BATCH_SIZE="${4:-32}"
# Validate input file exists
if [ ! -f "$INPUT_FILE" ]; then
echo "Error: Input file $INPUT_FILE not found"
exit 1
fi
# Create output directory
mkdir -p "$OUTPUT_DIR"
echo "Training embeddings with the following settings:"
echo " Input: $INPUT_FILE"
echo " Output: $OUTPUT_DIR"
echo " Epochs: $EPOCHS"
echo " Batch size: $BATCH_SIZE"
echo ""
# Run training container
docker run --rm \
--name arxiv-embeddings \
-v "$(realpath $INPUT_FILE)":/data/input/papers.json:ro \
-v "$(realpath $OUTPUT_DIR)":/data/output \
arxiv-embeddings:latest \
/data/input/papers.json /data/output --epochs "$EPOCHS" --batch_size "$BATCH_SIZE"
echo ""
echo "Training complete.
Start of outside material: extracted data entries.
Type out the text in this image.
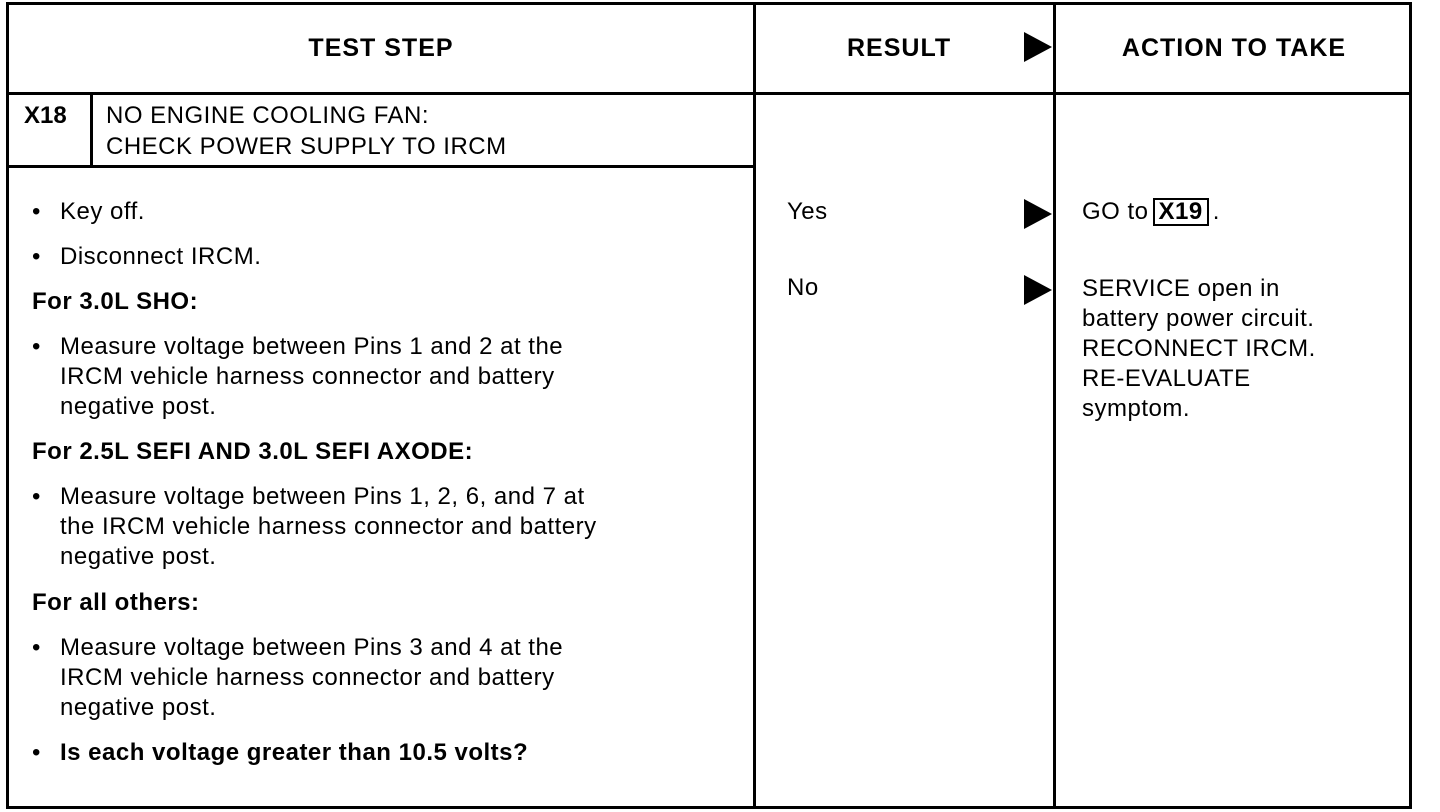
TEST STEP	RESULT	ACTION TO TAKE
X18 NO ENGINE COOLING FAN:
CHECK POWER SUPPLY TO IRCM
• Key off.
• Disconnect IRCM.
For 3.0L SHO:
• Measure voltage between Pins 1 and 2 at the
IRCM vehicle harness connector and battery
negative post.
For 2.5L SEFI AND 3.0L SEFI AXODE:
• Measure voltage between Pins 1, 2, 6, and 7 at
the IRCM vehicle harness connector and battery
negative post.
For all others:
• Measure voltage between Pins 3 and 4 at the
IRCM vehicle harness connector and battery
negative post.
• Is each voltage greater than 10.5 volts?
Yes
No
GO to X19 .
SERVICE open in
battery power circuit.
RECONNECT IRCM.
RE-EVALUATE
symptom.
Output files:"
ls -la "$OUTPUT_DIR"Deliverables
Your problem2/ directory must contain:
problem2/
├── train_embeddings.py
├── Dockerfile
├── requirements.txt
├── build.sh
└── run.sh
Validation
We will test your implementation by:
- Running
./build.sh- must complete without errors - Running with sample data:
./run.sh ../problem1/sample_data/papers.json output/ - Verifying parameter count is under 2,000,000
- Checking all output files are generated with correct formats
- Validating embeddings have consistent dimensions
- Testing reconstruction loss decreases during training
- Verifying model can be loaded and used for inference
Your model must train successfully on the provided sample data within 10 minutes on a standard laptop CPU.